Hans Kelsen kemudian
mengambil sikap dengan mengembangkan pandangan yang kemudian dikenal sebagai
ajaran hukum murni. Dengan tegas ditulisnya bahwa ajaran hukum murni yang
dikembangkannya ini bersifat monistik, dan karenanya hanya mengakui satu macam
hukum, yaitu hukum positif. Meskipun demikian, ajaran hukum murni mengakui
peranan dari norma dasar (grundnorm) yang merupakan produk dari proses yang
transcendental-logis, dan dengan demikian Kelsen mempertahankan metode yang
digunakan dalam ajaran hukum alam. Norma dasar itu bukanlah suatu jenis hukum
yang lain dari hukum positif, melainkan dasar moral dari hukum positif itu
sendiri, grundnorm. Kelsen walaupun ia seorang Platonis, namu ia pun
mengkritisi pandangan Plato sebagaimana dilihat di atas, sehingga Kelsen
memiliki pandangannya sendiri dengan seorang idealis Platonis yang kritis.[10]
5.
Menurut John Rawls
Tentang keadilan, John
Rawls berpendapat bahwa perlu ada keseimbangan, kesebandingan, dan keselarasan
(harmony) antara kepentingan pribadi dengan kepentingan bersama atau
kepentingan masyarakat, termasuk di dalamnya negara.
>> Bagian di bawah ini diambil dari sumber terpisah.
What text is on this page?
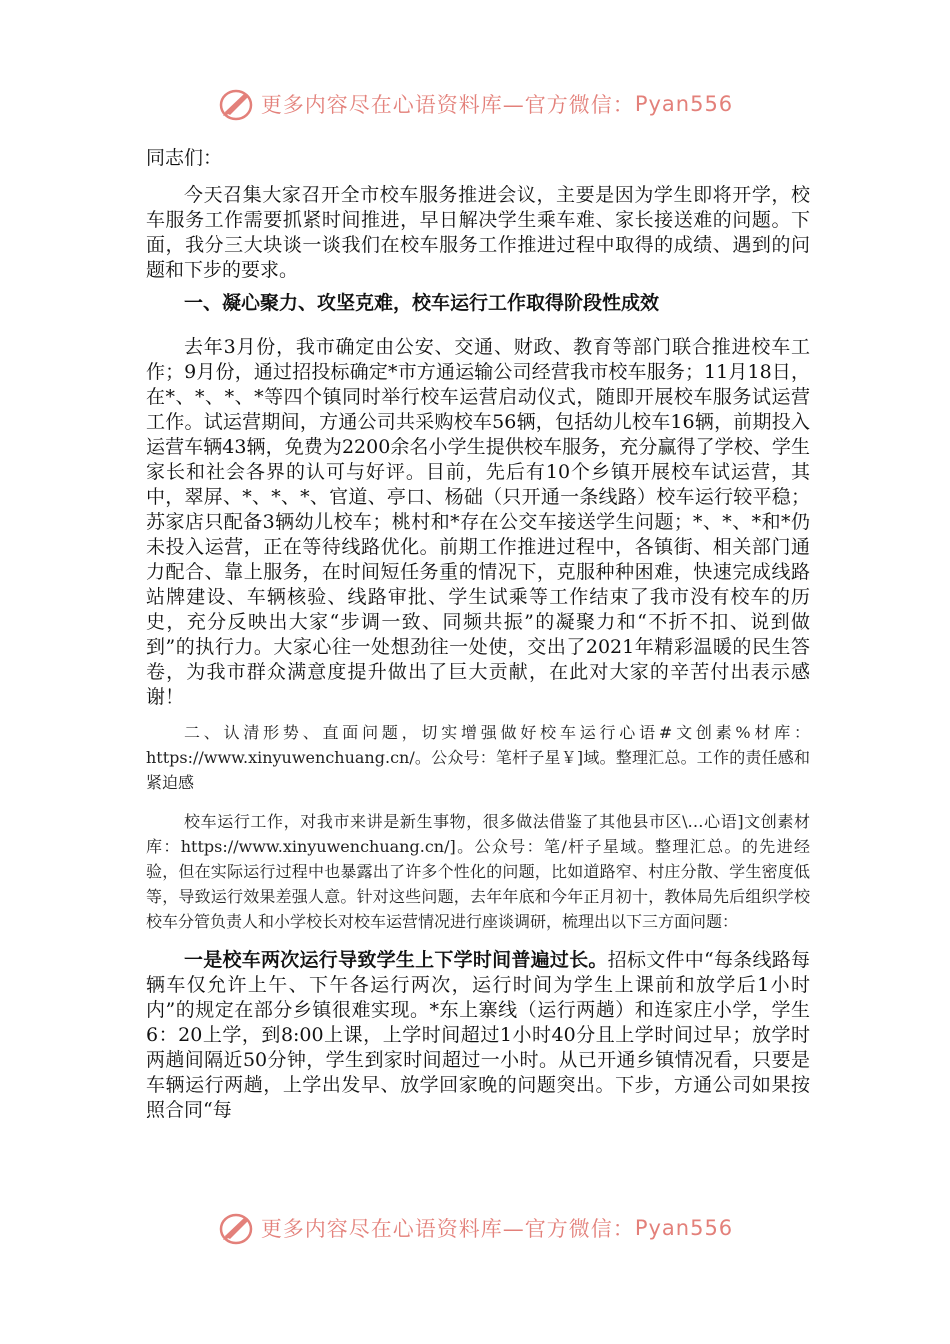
更多内容尽在心语资料库—官方微信： Pyan556

同志们：

今天召集大家召开全市校车服务推进会议，主要是因为学生即将开学，校车服务工作需要抓紧时间推进，早日解决学生乘车难、家长接送难的问题。下面，我分三大块谈一谈我们在校车服务工作推进过程中取得的成绩、遇到的问题和下步的要求。

一、凝心聚力、攻坚克难，校车运行工作取得阶段性成效

去年3月份，我市确定由公安、交通、财政、教育等部门联合推进校车工作；9月份，通过招投标确定*市方通运输公司经营我市校车服务；11月18日，在*、*、*、*等四个镇同时举行校车运营启动仪式，随即开展校车服务试运营工作。试运营期间，方通公司共采购校车56辆，包括幼儿校车16辆，前期投入运营车辆43辆，免费为2200余名小学生提供校车服务，充分赢得了学校、学生家长和社会各界的认可与好评。目前，先后有10个乡镇开展校车试运营，其中，翠屏、*、*、*、官道、亭口、杨础（只开通一条线路）校车运行较平稳；苏家店只配备3辆幼儿校车；桃村和*存在公交车接送学生问题；*、*、*和*仍未投入运营，正在等待线路优化。前期工作推进过程中，各镇街、相关部门通力配合、靠上服务，在时间短任务重的情况下，克服种种困难，快速完成线路站牌建设、车辆核验、线路审批、学生试乘等工作结束了我市没有校车的历史，充分反映出大家“步调一致、同频共振”的凝聚力和“不折不扣、说到做到”的执行力。大家心往一处想劲往一处使，交出了2021年精彩温暖的民生答卷，为我市群众满意度提升做出了巨大贡献，在此对大家的辛苦付出表示感谢！

二、认清形势、直面问题，切实增强做好校车运行心语#文创素%材库：https://www.xinyuwenchuang.cn/。公众号：笔杆子星￥]域。整理汇总。工作的责任感和紧迫感

校车运行工作，对我市来讲是新生事物，很多做法借鉴了其他县市区\…心语]文创素材库：https://www.xinyuwenchuang.cn/]。公众号：笔/杆子星域。整理汇总。的先进经验，但在实际运行过程中也暴露出了许多个性化的问题，比如道路窄、村庄分散、学生密度低等，导致运行效果差强人意。针对这些问题，去年年底和今年正月初十，教体局先后组织学校校车分管负责人和小学校长对校车运营情况进行座谈调研，梳理出以下三方面问题：

一是校车两次运行导致学生上下学时间普遍过长。招标文件中“每条线路每辆车仅允许上午、下午各运行两次，运行时间为学生上课前和放学后1小时内”的规定在部分乡镇很难实现。*东上寨线（运行两趟）和连家庄小学，学生6：20上学，到8:00上课，上学时间超过1小时40分且上学时间过早；放学时两趟间隔近50分钟，学生到家时间超过一小时。从已开通乡镇情况看，只要是车辆运行两趟，上学出发早、放学回家晚的问题突出。下步，方通公司如果按照合同“每

更多内容尽在心语资料库—官方微信： Pyan556
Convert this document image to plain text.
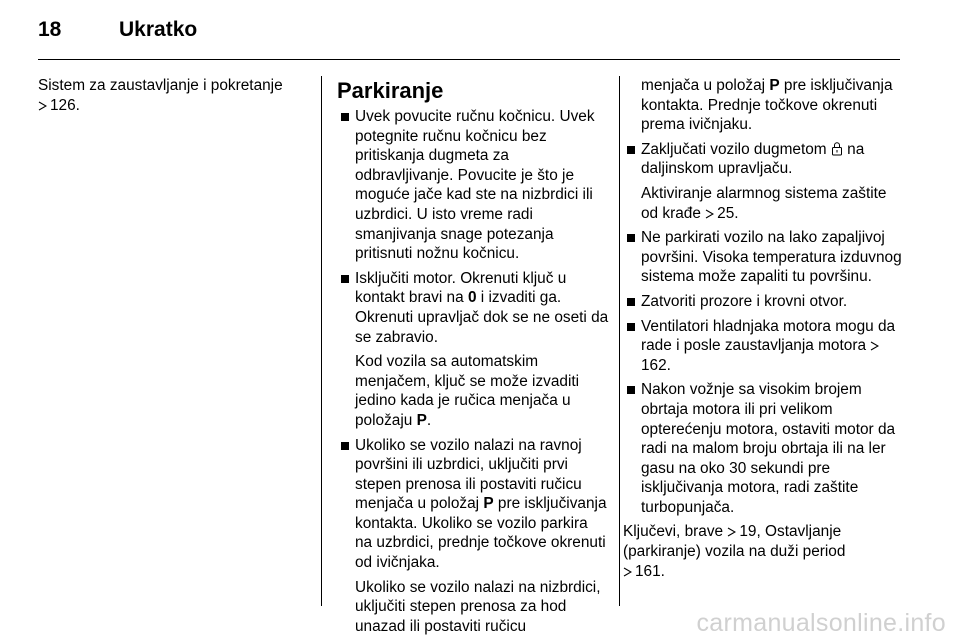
18	Ukratko
Sistem za zaustavljanje i pokretanje
126.
Parkiranje
Uvek povucite ručnu kočnicu. Uvek potegnite ručnu kočnicu bez pritiskanja dugmeta za odbravljivanje. Povucite je što je moguće jače kad ste na nizbrdici ili uzbrdici. U isto vreme radi smanjivanja snage potezanja pritisnuti nožnu kočnicu.
Isključiti motor. Okrenuti ključ u kontakt bravi na 0 i izvaditi ga. Okrenuti upravljač dok se ne oseti da se zabravio.
Kod vozila sa automatskim menjačem, ključ se može izvaditi jedino kada je ručica menjača u položaju P.
Ukoliko se vozilo nalazi na ravnoj površini ili uzbrdici, uključiti prvi stepen prenosa ili postaviti ručicu menjača u položaj P pre isključivanja kontakta. Ukoliko se vozilo parkira na uzbrdici, prednje točkove okrenuti od ivičnjaka.
Ukoliko se vozilo nalazi na nizbrdici, uključiti stepen prenosa za hod unazad ili postaviti ručicu
menjača u položaj P pre isključivanja kontakta. Prednje točkove okrenuti prema ivičnjaku.
Zaključati vozilo dugmetom  na daljinskom upravljaču.
Aktiviranje alarmnog sistema zaštite od krađe 25.
Ne parkirati vozilo na lako zapaljivoj površini. Visoka temperatura izduvnog sistema može zapaliti tu površinu.
Zatvoriti prozore i krovni otvor.
Ventilatori hladnjaka motora mogu da rade i posle zaustavljanja motora 162.
Nakon vožnje sa visokim brojem obrtaja motora ili pri velikom opterećenju motora, ostaviti motor da radi na malom broju obrtaja ili na ler gasu na oko 30 sekundi pre isključivanja motora, radi zaštite turbopunjača.
Ključevi, brave 19, Ostavljanje (parkiranje) vozila na duži period
161.
carmanualsonline.info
Bagaimana ukuran dan
keseimbangan itu dibentuk, diperjuangkan dan diberikan itulah yang disebut
dengan keadilan. Keadilan tidak dapat diberikan begitu saja, melainkan melalui
perjuangan. Itulah inti dari kehidupan ini. Keadilan merupakan nilai yang tidak
dapat ditawar-tawar karena hanya dengan keadilanlah ada jaminan kestabilan dan
ketenteraman dalam hidup manusia. Agar tidak terjadi benturan antara
kepentingan pribadi dengan kepentingan bersama atau kepentingan masyarakat itu
diperlukan aturan-aturan yang dibangun secara adil pula. Disinilah hukum
bertindak sebagai wasit, bukan hanya sebagai wasit yang mati hati nuraninya,
melainkan wasit yang di adil. Pada masyarakat modern, hukum baru akan dapat
ditaati apabila ia mampu meletakkan prinsip-prinsip keadilan.
Hukum menurut John
Rawls, dalam konteks yang sedang dibahas, tidak boleh dipersepsikan sebagai
wasit yang tidak memihak dan bersimpati dengan orang lain sebagaimana diajarkan
oleh kaum utilitarianisme. Hal itu tidaklah cukup. Hukum haruslah menjadi hakim
yang tidak netral, melainkan selalu berpihak yaitu keberpihakan pada kebenaran
dan keadilan. Menurut Rawls hukum haruslah menjadi penuntun agar orang dapat
mengambil posisi dengan tetap memperhatikan kepentingan individunya. Jika
memang sangat diperlukan, hukum dapat pula menjadi hakim yang memihak, yaitu
memihak kepada mereka yang sedang tidak memperoleh keadilan, kaum
terpinggirkan.[11]
BAB
III
PENUTUP
A.
Kesimpulan
Keadilan adalah kondisi
kebenaran ideal secara moral mengenai segala sesuatu hal, baik menyangkut benda
atau orang. Keadilan intinya adalah meletakkan segala sesuatunya pada
tempatnya.
Keadilan yang
substantif adalah keadilan yang dapat dinikmati oleh setiap warga negara. Dalam
perwujudannya terdapat keseimbangan, keselarasan dan keserasian antara keadilan
yang diberikan secara individual dengan keadilan secara kolektif atau keadilan
sosial.
Para filsuf dan pakar
memiliki pendapat yang berbeda-beda dalam mengartikan tentang konsep keadilan.
B.
Saran
Saran yang dapat
diberikan oleh penyusun antara lain: praktisi hukum terutama hakim sebaiknya
mempelajari konsep keadilan secara filosofis agar dapat menjalankan tugas dan
pekerjaannya dengan lebih baik dan benar.
DAFTAR
PUSTAKA
Friedrich, C. J. 2010.
Filsafat Hukum: Perspektif Historis. Bandung: Penerbit Nusa Media.
Juni, E. H. 2012.
Filsafat Hukum. Bandung: CV Pustaka Setia.
Keadilan.
http://id.wikipedia.org/wiki/Keadilan. 4 November 2014
Rato, D. 2011. Filsafat
Hukum: Mencari, Menemukan dan Memahami Hukum. Surabaya: LaksBang Justitia.